Nordic Company, a merchandising company, prepares its master budget on a quarterly basis

Nordic Company, a merchandising company, prepares its master budget on a quarterly basis.  The following data have been assembled to assist in preparation of the master budget for the second quarter.
a. As of March 31 (the end of the prior quarter), the company’s balance sheet showed the following account balances:

Cash    $9,000
Accounts Receivable    48,000
Inventory    12,600
Building and equipment    214,100
Accounts Payable     $18,300
Capital Stock     190,000
Retained Earnings     75,400
Total    $283,700  $283,700

b. Actual sales for March and budgeted sales for April-July are as follows:

Actual Budgeted Budgeted Budgeted Budgeted
March April May June July  $245,000
$60,000  $70,000  $85,000  $90,000  $50,000

c.  Sales are 20% for cash and 80% on credit.  All payments on credit sales are collected in the month following the sale.  The A/R at March 31 are a result of March credit sales.
d. The company’s gross margin % is 40% of sales.  (In other words, cost of goods sold is 60% of sales.)

e. Monthly expenses are budgeted as follows:

Salaries and wages     $7,500  per month
Shipping     6% of sales
Advertising     $6,000  per month
Other expenses     4% of sales
Depreciation, including depreciation on new
assets acquired during the quarter, will be     $6,000  for the quarter

f. Each month’s EI should equal      30% of the following month’s COGS

g. Half of a month’s inventory purchases are paid for in the month of purchase and half in the following month.
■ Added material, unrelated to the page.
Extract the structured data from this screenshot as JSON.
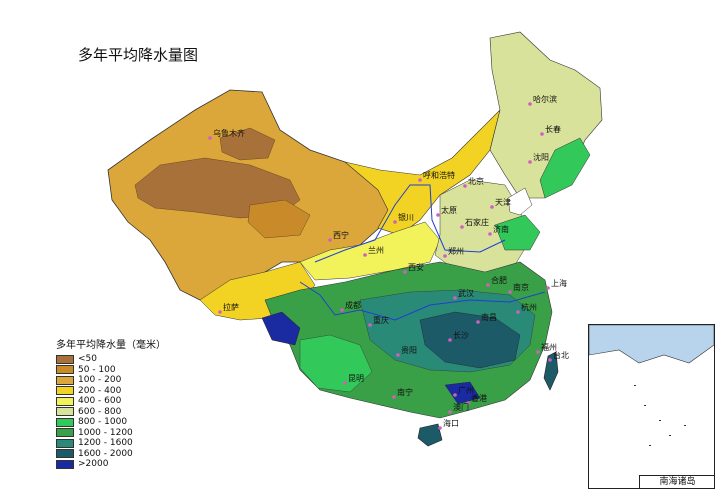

h. Equipment purchases during the quarter will be as follows:

April   $11,500
May   $3,000

i. Dividends declared and paid in June $3,500

j. Management wants to maintain a minimum cash balance of $8,000. $8,000 The company has an agreement with a local bank that allows the company to borrow in increments of $1,000 at the beginning of each month, up to a total loan balance of $20,000.  The interest rate on these loans is 1% per month, and for simplicity, we will assume that interest is not compounded. The company would, as far as it is able, repay the loan plus accumulated interest at the end of the quarter.

Using the data above, complete the following statements and schedules for the second quarter:

1. Schedule of expected cash collections:
2. a. Merchandise purchases budget:
b. Schedule of expected cash disbursement for merchandise purchases:
3. Schedule of expected cash disbursements for selling & administrative
4. Cash Budget:
5. Prepare an absorption costing I/S statement for the quarter ending June 30
6. Prepare a balance sheet as of June 30.